Angela Piva has thrived for years as an engineer, recording hip-hop artists including Ghostface Killah, Heavy D & The Boyz and Naughty By Nature, as well as more mainstream R&B artists such as Mary J. Blige. Once you prove your chops in the studio, Piva also agrees gender barriers can melt away. "The truth is, everyone I worked with was very respectful," she says.
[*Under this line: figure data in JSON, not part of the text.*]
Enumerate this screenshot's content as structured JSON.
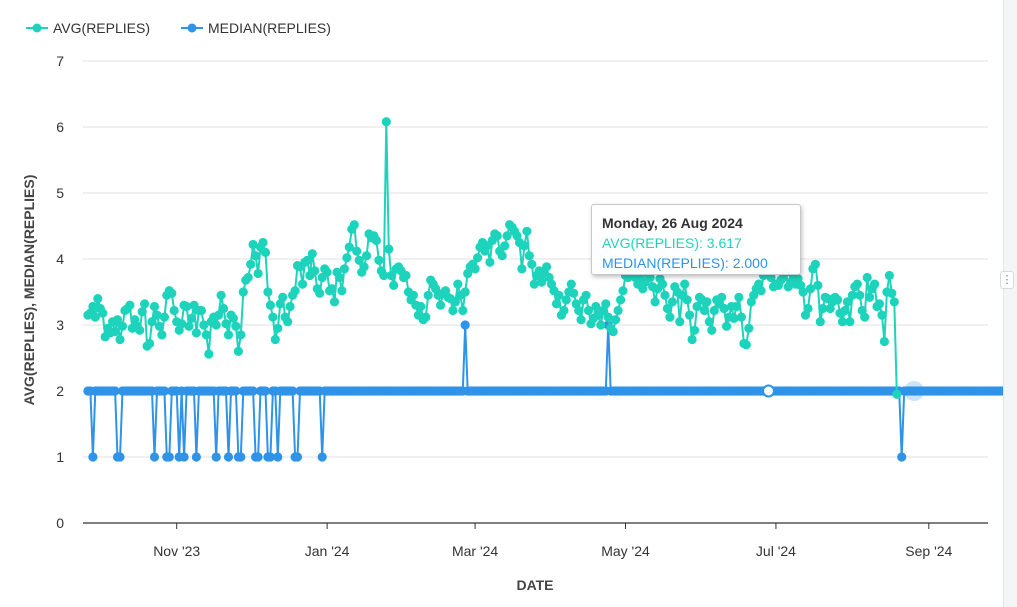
{
  "colors": {
    "avg": "#1ed3bb",
    "median": "#2f93e8",
    "grid": "#e6e6e6",
    "axis": "#333333",
    "text": "#333333"
  },
  "chart_data": {
    "type": "line",
    "title": "",
    "xlabel": "DATE",
    "ylabel": "AVG(REPLIES), MEDIAN(REPLIES)",
    "x_range": [
      "2023-09-24",
      "2024-09-25"
    ],
    "ylim": [
      0,
      7
    ],
    "y_ticks": [
      "0",
      "1",
      "2",
      "3",
      "4",
      "5",
      "6",
      "7"
    ],
    "x_ticks": [
      {
        "label": "Nov '23",
        "date": "2023-11-01"
      },
      {
        "label": "Jan '24",
        "date": "2024-01-01"
      },
      {
        "label": "Mar '24",
        "date": "2024-03-01"
      },
      {
        "label": "May '24",
        "date": "2024-05-01"
      },
      {
        "label": "Jul '24",
        "date": "2024-07-01"
      },
      {
        "label": "Sep '24",
        "date": "2024-09-01"
      }
    ],
    "grid": true,
    "legend_position": "top-left",
    "x_start_date": "2023-09-26",
    "series": [
      {
        "name": "AVG(REPLIES)",
        "values": [
          3.15,
          3.18,
          3.28,
          3.12,
          3.4,
          3.25,
          3.18,
          2.82,
          2.95,
          2.88,
          3.05,
          2.9,
          3.08,
          2.78,
          2.98,
          3.22,
          3.25,
          3.3,
          2.95,
          3.08,
          2.98,
          2.92,
          3.2,
          3.32,
          2.68,
          2.72,
          3.05,
          3.28,
          3.15,
          2.98,
          2.85,
          3.12,
          3.45,
          3.52,
          3.48,
          3.22,
          3.05,
          2.92,
          3.02,
          3.3,
          3.28,
          2.98,
          3.1,
          3.3,
          2.88,
          3.22,
          3.22,
          3.0,
          2.85,
          2.56,
          3.05,
          3.12,
          3.0,
          3.15,
          3.45,
          3.25,
          3.02,
          2.85,
          3.15,
          3.1,
          2.98,
          2.6,
          2.85,
          3.5,
          3.68,
          3.72,
          3.92,
          4.22,
          4.05,
          3.78,
          4.18,
          4.25,
          4.1,
          3.5,
          3.3,
          3.12,
          2.78,
          2.95,
          3.32,
          3.42,
          3.12,
          3.05,
          3.28,
          3.45,
          3.52,
          3.9,
          3.88,
          3.62,
          3.95,
          3.98,
          3.75,
          4.08,
          3.82,
          3.55,
          3.48,
          3.72,
          3.85,
          3.8,
          3.52,
          3.55,
          3.35,
          3.8,
          3.72,
          3.52,
          3.85,
          4.02,
          4.18,
          4.45,
          4.52,
          4.12,
          3.98,
          3.8,
          3.88,
          4.05,
          4.38,
          4.32,
          4.35,
          4.28,
          3.98,
          3.82,
          3.75,
          6.08,
          4.15,
          3.75,
          3.6,
          3.85,
          3.88,
          3.82,
          3.72,
          3.75,
          3.5,
          3.38,
          3.45,
          3.3,
          3.15,
          3.28,
          3.08,
          3.12,
          3.45,
          3.68,
          3.62,
          3.55,
          3.45,
          3.3,
          3.48,
          3.52,
          3.42,
          3.4,
          3.22,
          3.35,
          3.62,
          3.45,
          3.22,
          3.5,
          3.78,
          3.88,
          3.92,
          3.85,
          4.02,
          4.18,
          4.25,
          4.12,
          4.2,
          3.95,
          4.28,
          4.38,
          4.35,
          4.12,
          4.05,
          4.2,
          4.35,
          4.52,
          4.48,
          4.42,
          4.35,
          4.25,
          3.85,
          4.2,
          4.42,
          4.05,
          3.92,
          3.62,
          3.75,
          3.82,
          3.65,
          3.78,
          3.88,
          3.72,
          3.62,
          3.52,
          3.32,
          3.45,
          3.15,
          3.22,
          3.38,
          3.5,
          3.62,
          3.48,
          3.32,
          3.22,
          3.08,
          3.38,
          3.45,
          3.22,
          3.02,
          3.1,
          3.28,
          3.15,
          3.0,
          3.22,
          3.32,
          3.12,
          2.95,
          2.9,
          3.08,
          3.22,
          3.38,
          3.52,
          3.75,
          3.72,
          3.85,
          3.95,
          3.72,
          3.62,
          3.7,
          3.55,
          3.65,
          3.78,
          3.72,
          3.58,
          3.35,
          3.55,
          3.7,
          3.62,
          3.45,
          3.25,
          3.12,
          3.35,
          3.58,
          3.5,
          3.05,
          3.45,
          3.62,
          3.38,
          3.15,
          2.78,
          2.92,
          3.28,
          3.42,
          3.38,
          3.22,
          3.35,
          3.05,
          2.92,
          3.22,
          3.38,
          3.32,
          3.42,
          3.25,
          2.98,
          3.12,
          3.28,
          3.1,
          3.28,
          3.42,
          3.12,
          2.72,
          2.7,
          2.95,
          3.35,
          3.45,
          3.55,
          3.62,
          3.52,
          3.75,
          3.88,
          3.92,
          3.72,
          3.58,
          3.62,
          3.6,
          3.68,
          3.72,
          3.8,
          3.58,
          3.65,
          3.75,
          3.62,
          3.7,
          3.6,
          3.5,
          3.15,
          3.25,
          3.55,
          3.85,
          3.92,
          3.6,
          3.05,
          3.25,
          3.42,
          3.4,
          3.25,
          3.35,
          3.42,
          3.38,
          3.18,
          3.05,
          3.22,
          3.35,
          3.05,
          3.45,
          3.58,
          3.62,
          3.45,
          3.22,
          3.12,
          3.72,
          3.42,
          3.55,
          3.62,
          3.28,
          3.32,
          3.15,
          2.75,
          3.5,
          3.75,
          3.48,
          3.35,
          1.95
        ]
      },
      {
        "name": "MEDIAN(REPLIES)",
        "values": [
          2,
          2,
          1,
          2,
          2,
          2,
          2,
          2,
          2,
          2,
          2,
          2,
          1,
          1,
          2,
          2,
          2,
          2,
          2,
          2,
          2,
          2,
          2,
          2,
          2,
          2,
          2,
          1,
          2,
          2,
          2,
          2,
          1,
          1,
          2,
          2,
          2,
          1,
          2,
          1,
          2,
          2,
          2,
          2,
          1,
          2,
          2,
          2,
          2,
          2,
          2,
          2,
          1,
          2,
          2,
          2,
          2,
          1,
          2,
          2,
          2,
          1,
          1,
          2,
          2,
          2,
          2,
          2,
          1,
          1,
          2,
          2,
          2,
          1,
          1,
          2,
          2,
          1,
          2,
          2,
          2,
          2,
          2,
          2,
          1,
          1,
          2,
          2,
          2,
          2,
          2,
          2,
          2,
          2,
          2,
          1,
          2,
          2,
          2,
          2,
          2,
          2,
          2,
          2,
          2,
          2,
          2,
          2,
          2,
          2,
          2,
          2,
          2,
          2,
          2,
          2,
          2,
          2,
          2,
          2,
          2,
          2,
          2,
          2,
          2,
          2,
          2,
          2,
          2,
          2,
          2,
          2,
          2,
          2,
          2,
          2,
          2,
          2,
          2,
          2,
          2,
          2,
          2,
          2,
          2,
          2,
          2,
          2,
          2,
          2,
          2,
          2,
          2,
          3,
          2,
          2,
          2,
          2,
          2,
          2,
          2,
          2,
          2,
          2,
          2,
          2,
          2,
          2,
          2,
          2,
          2,
          2,
          2,
          2,
          2,
          2,
          2,
          2,
          2,
          2,
          2,
          2,
          2,
          2,
          2,
          2,
          2,
          2,
          2,
          2,
          2,
          2,
          2,
          2,
          2,
          2,
          2,
          2,
          2,
          2,
          2,
          2,
          2,
          2,
          2,
          2,
          2,
          2,
          2,
          2,
          2,
          3,
          2,
          2,
          2,
          2,
          2,
          2,
          2,
          2,
          2,
          2,
          2,
          2,
          2,
          2,
          2,
          2,
          2,
          2,
          2,
          2,
          2,
          2,
          2,
          2,
          2,
          2,
          2,
          2,
          2,
          2,
          2,
          2,
          2,
          2,
          2,
          2,
          2,
          2,
          2,
          2,
          2,
          2,
          2,
          2,
          2,
          2,
          2,
          2,
          2,
          2,
          2,
          2,
          2,
          2,
          2,
          2,
          2,
          2,
          2,
          2,
          2,
          2,
          2,
          2,
          2,
          2,
          2,
          2,
          2,
          2,
          2,
          2,
          2,
          2,
          2,
          2,
          2,
          2,
          2,
          2,
          2,
          2,
          2,
          2,
          2,
          2,
          2,
          2,
          2,
          2,
          2,
          2,
          2,
          2,
          2,
          2,
          2,
          2,
          2,
          2,
          2,
          2,
          2,
          2,
          2,
          2,
          2,
          2,
          2,
          2,
          2,
          2,
          2,
          2,
          2,
          2,
          2,
          2,
          1,
          2,
          2,
          2,
          2,
          2,
          2,
          2,
          2,
          2,
          2,
          2,
          2,
          2,
          2,
          2,
          2,
          2,
          2,
          2,
          2,
          2,
          2,
          2,
          2,
          2,
          2,
          2,
          2,
          2,
          2,
          2,
          2,
          2,
          2,
          2,
          2,
          2,
          2,
          2,
          2,
          2,
          2,
          2,
          2,
          2,
          2,
          2,
          2,
          2,
          1
        ]
      }
    ]
  },
  "tooltip": {
    "title": "Monday, 26 Aug 2024",
    "avg_line": "AVG(REPLIES): 3.617",
    "median_line": "MEDIAN(REPLIES): 2.000"
  }
}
Trina Shoemaker, who is one of only two women to have won the Best Engineered Album, Non-Classical GRAMMY Award (Imogen Heap won the award in 2009), puts it bluntly, "As soon as you say there's an obstacle there because you're a woman, then you put the obstacle there."

As the owner of RadioStar Studios in Weed, Calif., producer/engineer Sylvia Massy was mentored by Producers & Engineers Wing Senior Executive Director Maureen Droney and GRAMMY-winning engineer Leslie Ann Jones. She has worked primarily within the male-driven hard rock genre, including recordings by Red Hot Chili Peppers, Smashing Pumpkins, System Of A Down, and Tool.

"The lead singer of Tool [Maynard James Keenan] is frightening on stage but he's actually a stand-up comedian — we would talk about our cats in the studio," says Massy, who has also worked with producer Rick Rubin on several best-selling recordings, including Johnny Cash's GRAMMY-winning Unchained. "I get the feeling that a lot of men are less intimidated by a woman in the control room."

While gender parity in the studio is an ongoing issue, similar to their male counterparts, women with established music production careers are becoming more concerned about there being an industry for them to be part of.

"The key will be diversification," says Piva regarding the challenge of obtaining work as record labels continue to cut recording budgets. "Not doing just records, but looking into music for movies and multimedia production for the Internet. We all have to flow with the times now."

(Dan Daley is a freelance journalist covering the entertainment business industry. He lives in New York and Nashville.)